Quais são as razões para que House tenha se tornado uma série de TV tão assistida e popular? Leia a seguir o texto escrito pelo jornalista Arthur Dapieve, colunista do jornal O Globo e fã de House, para o blog. Por Arthur Dapieve(*)

Foi minha filha quem me aplicou House, ainda na época da segunda temporada. Era uma tarde de domingo, eu sentei do lado dela no sofá, vi o rosto de Hugh Laurie – que eu conhecia desde os tempos de A bit of Fry and Laurie, humorístico que ele teve com Stephen Fry na TV inglesa – e em duas ou três falas cortantes eu já estava completamente viciado, sem cura à vista. Felizmente. Mas minha filha talvez tenha ido mais longe: está pensando seriamente em fazer vestibular para Medicina…

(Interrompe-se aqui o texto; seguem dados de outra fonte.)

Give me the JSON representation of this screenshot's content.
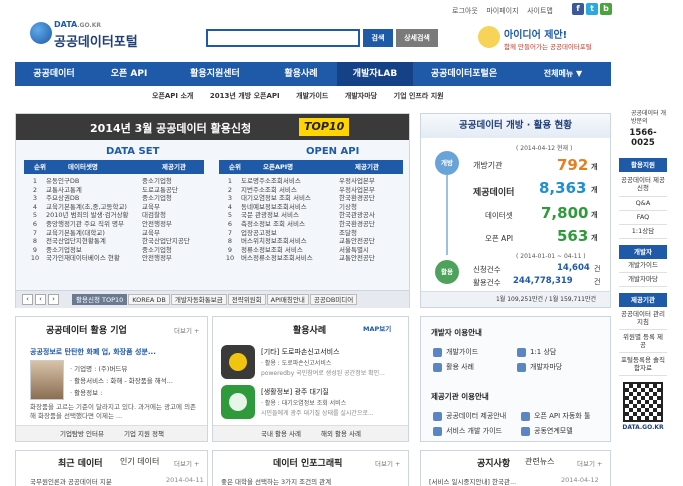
{
  "header": {
    "logo_top": "DATA",
    "logo_domain": ".GO.KR",
    "logo_name": "공공데이터포털",
    "search_button": "검색",
    "detail_search": "상세검색",
    "util": [
      "로그아웃",
      "마이페이지",
      "사이트맵"
    ],
    "social": [
      "f",
      "t",
      "b"
    ],
    "banner_line1": "아이디어 제안!",
    "banner_line2": "함께 만들어가는 공공데이터포털"
  },
  "nav": {
    "items": [
      "공공데이터",
      "오픈 API",
      "활용지원센터",
      "활용사례",
      "개발자LAB",
      "공공데이터포털은"
    ],
    "all_menu": "전체메뉴 ▼"
  },
  "subnav": [
    "오픈API 소개",
    "2013년 개방 오픈API",
    "개발가이드",
    "개발자마당",
    "기업 인프라 지원"
  ],
  "top10": {
    "title": "2014년 3월 공공데이터 활용신청",
    "badge": "TOP10",
    "dataset_title": "DATA SET",
    "openapi_title": "OPEN API",
    "col_rank": "순위",
    "col_dataset": "데이터셋명",
    "col_org": "제공기관",
    "col_api": "오픈API명",
    "datasets": [
      [
        "1",
        "유동인구DB",
        "중소기업청"
      ],
      [
        "2",
        "교통사고통계",
        "도로교통공단"
      ],
      [
        "3",
        "주요상권DB",
        "중소기업청"
      ],
      [
        "4",
        "교육기본통계(초,중,고등학교)",
        "교육부"
      ],
      [
        "5",
        "2010년 범죄의 발생·검거상황",
        "대검찰청"
      ],
      [
        "6",
        "중앙행정기관 주요 직위 명부",
        "안전행정부"
      ],
      [
        "7",
        "교육기본통계(대학교)",
        "교육부"
      ],
      [
        "8",
        "전국산업단지현황통계",
        "한국산업단지공단"
      ],
      [
        "9",
        "중소기업정보",
        "중소기업청"
      ],
      [
        "10",
        "국가인재데이터베이스 현황",
        "안전행정부"
      ]
    ],
    "apis": [
      [
        "1",
        "도로명주소조회서비스",
        "우정사업본부"
      ],
      [
        "2",
        "지번주소조회 서비스",
        "우정사업본부"
      ],
      [
        "3",
        "대기오염정보 조회 서비스",
        "한국환경공단"
      ],
      [
        "4",
        "동네예보정보조회서비스",
        "기상청"
      ],
      [
        "5",
        "국문 관광정보 서비스",
        "한국관광공사"
      ],
      [
        "6",
        "측정소정보 조회 서비스",
        "한국환경공단"
      ],
      [
        "7",
        "업장공고정보",
        "조달청"
      ],
      [
        "8",
        "버스위치정보조회서비스",
        "교통안전공단"
      ],
      [
        "9",
        "정류소정보조회 서비스",
        "서울특별시"
      ],
      [
        "10",
        "버스정류소정보조회서비스",
        "교통안전공단"
      ]
    ],
    "tabs": [
      "활용신청 TOP10",
      "KOREA DB",
      "개발자동화통보금",
      "전략위원회",
      "API매칭안내",
      "공공DB미디어"
    ]
  },
  "stats": {
    "title": "공공데이터 개방 · 활용 현황",
    "date1": "( 2014-04-12 현재 )",
    "open_label": "개방",
    "org_label": "개방기관",
    "org_val": "792",
    "unit": "개",
    "data_label": "제공데이터",
    "data_val": "8,363",
    "dataset_label": "데이터셋",
    "dataset_val": "7,800",
    "api_label": "오픈 API",
    "api_val": "563",
    "date2": "( 2014-01-01 ~ 04-11 )",
    "use_label": "활용",
    "apply_label": "신청건수",
    "apply_val": "14,604",
    "apply_unit": "건",
    "use_count_label": "활용건수",
    "use_count_val": "244,778,319",
    "footer": "1월 109,251만건 / 1월 159,711만건"
  },
  "sidebar": {
    "phone_label": "공공데이터 개방문의",
    "phone": "1566-0025",
    "group1": "활용지원",
    "g1_items": [
      "공공데이터 제공신청",
      "Q&A",
      "FAQ",
      "1:1상담"
    ],
    "group2": "개발자",
    "g2_items": [
      "개발가이드",
      "개발자마당"
    ],
    "group3": "제공기관",
    "g3_items": [
      "공공데이터 관리지침",
      "위원별 등록 제공",
      "포털등록용 솔직함자료"
    ],
    "qr_label": "DATA.GO.KR"
  },
  "company": {
    "title": "공공데이터 활용 기업",
    "more": "더보기 +",
    "headline": "공공정보로 탄탄한 화폐 업, 화장품 성분...",
    "meta": [
      "· 기업명 : (주)버드뷰",
      "· 활용서비스 : 화해 - 화장품을 해석...",
      "· 활용정보 :"
    ],
    "desc": "화장품을 고르는 기준이 달라지고 있다. 과거에는 광고에 의존해 화장품을 선택했다면 이제는 ...",
    "links": [
      "기업탐방 인터뷰",
      "기업 지원 정책"
    ]
  },
  "cases": {
    "title": "활용사례",
    "map_badge": "MAP보기",
    "items": [
      {
        "name": "[기타] 도로파손신고서비스",
        "sub": "· 활용 : 도로파손신고서비스",
        "desc": "poweredby 국민참여로 생성된 공간정보 확인..."
      },
      {
        "name": "[생활정보] 광주 대기질",
        "sub": "· 활용 : 대기오염정보 조회 서비스",
        "desc": "시민들에게 광주 대기질 상태를 실시간으로..."
      }
    ],
    "links": [
      "국내 활용 사례",
      "해외 활용 사례"
    ]
  },
  "devguide": {
    "title": "개발자 이용안내",
    "items": [
      "개발가이드",
      "1:1 상담",
      "활용 사례",
      "개발자마당"
    ],
    "title2": "제공기관 이용안내",
    "items2": [
      "공공데이터 제공안내",
      "오픈 API 자동화 툴",
      "서비스 개발 가이드",
      "공동연계모델"
    ]
  },
  "bottom": {
    "recent": "최근 데이터",
    "popular": "인기 데이터",
    "recent_more": "더보기 +",
    "recent_item": "국무원인론과 공공데이터 지분",
    "recent_date": "2014-04-11",
    "info": "데이터 인포그래픽",
    "info_more": "더보기 +",
    "info_item": "좋은 대학을 선택하는 3가지 조건의 관계",
    "notice": "공지사항",
    "related": "관련뉴스",
    "notice_more": "더보기 +",
    "notice_item": "[서비스 일시중지안내] 한국관...",
    "notice_date": "2014-04-12"
  }
}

Não é muito difícil, acho, explicar por que House se tornou a série de TV mais vista no mundo. Séries médicas, há muitas, das bem dramáticas às cômicas, passando pelas fantásticas, que se misturam com histórias de terror. Porém, House é a que, ao meu ver, trata de modo mais inteligente daquilo que realmente interessa: do nosso temor da dor e da morte. O próprio doutor vive em dor física, por causa do acidente na perna. Os outros médicos da sua equipe e a Cuddy tentam tornar as suas vidinhas menos dolorosas e mais cheias de sentido. E os pacientes, claro, eles não querem sofrer mais ou morrer.

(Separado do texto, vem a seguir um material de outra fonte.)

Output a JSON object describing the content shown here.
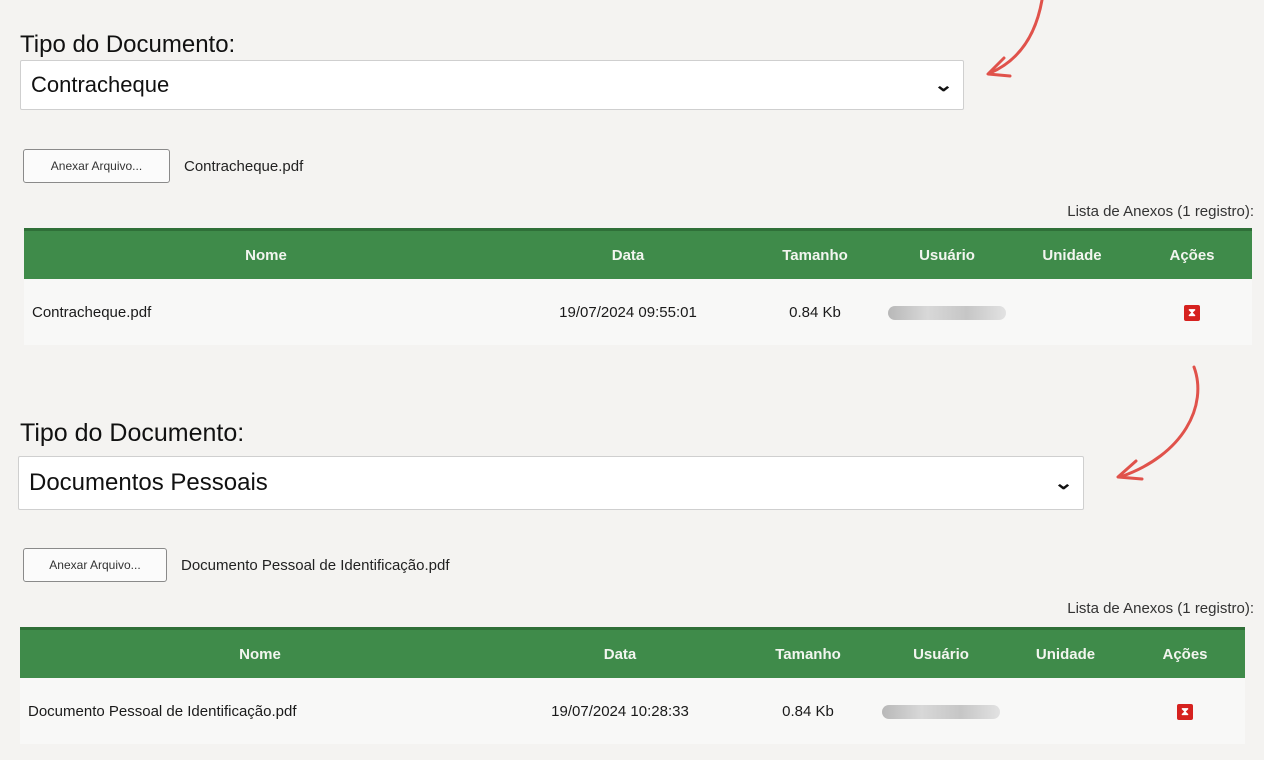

Há outra forte razão para a popularidade de House. É o personagem construído por Laurie. Ele usou a sua sólida formação de ator inglês, somou a seu jeito para comédia e criou um sujeito que, embora seja único, tem ao menos um pouco de cada um de nós, um pouco que nem sempre estamos dispostos a admitir que exista. Ah, ele é sarcástico? Quantos de nós não gostariam de mandar na lata de alguém aquelas respostas grosseiras e engraçadas? Ah, ele é um misantropo? Quantos de nós já não odiaram a Humanidade, sobretudo em filas de banco, caixas de supermercado, lojas de departamentos, ligações do telemarketing? De certa forma, então, House pensa, fala e age por nós. Por isso, ele é nosso (anti)herói.

E é por isso tudo que, a cada início de temporada, a gente fica torcendo para que as coisas mudem _ para elas poderem permanecer as mesmas (e nós também). Afinal, como House vive dizendo, people don’t change.

(*) Arthur Dapieve é colunista do jornal O Globo, curador da Rádio GNT e professor de jornalismo na PUC-Rio.